Tuesday, October 31, 2017

Every Night at Eight (1935); 7-

Three young girls working in an agency have build a singing trio. They want to 'lease' the dictaphone of their boss to make a record of their singin...
(80 mins.) Released 1935-08-02
Director: Raoul Walsh
Stars: George Raft, Alice Faye, Frances Langford, Patsy Kelly

comedy, musical, romance

originally posted 28 Oct 2017 00:41

REALLY pleasant surprise. I like Faye and Langford; thought of Patsy Kelly only as comic relief. But Kelly can sing (she solos a bit), and the three of them blend together BEAUTIFULLY.

My (bootleg) copy runs 1:15 instead of 1:20; the time passed quickly with lots of songs. The most famous: I Feel a Song Coming On and I'm in the Mood for Love. 

George Raft is young (34) and handsome, but acts arrogant and embittered, as usual. He's a bandleader here, and has white, reserved Cab Calloway moves, dancing in place as he wields the baton, moving only from the waist down. He moves his feet enough for me to notice his 1 inch heels. (IMDb shows him as 5'7".)

I have almost all of AF's movies; can't wait to see when they let her eyebrows grow back in. The super-plucked look was awful, even on Jean Harlow.

This movie is slightly more integrated than usual.

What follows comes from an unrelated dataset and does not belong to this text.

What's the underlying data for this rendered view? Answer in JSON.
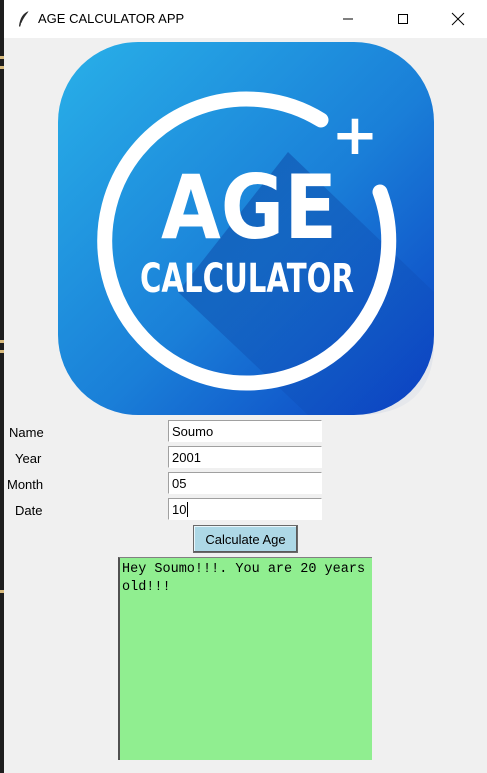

During the amateur hour, a white woman sings like a chicken (but wears ostrich feathers (they had a lot of bald ostriches in the '30s!)) and they cut to a well-dressed black man, who looks depressed, but he cracks a smile while listening to the chicken lady. Also, when Raft & cie get their own radio program, their large ensemble of singers is black, with a terrific baritone lead (James Miller - identified on TCM.com as "black singer" here). Unfortunately they're in minstrel outfits, but their faces are not blacked up, and they don't act minstrel-y. The sponsor is a "mint julep" company.

Nice to have a show biz setting that's about radio instead of theatre.

My 7 isn't a strong recommendation, but I like it too well to settle on 6. Maybe on second viewing I'll downgrade it from familiarity.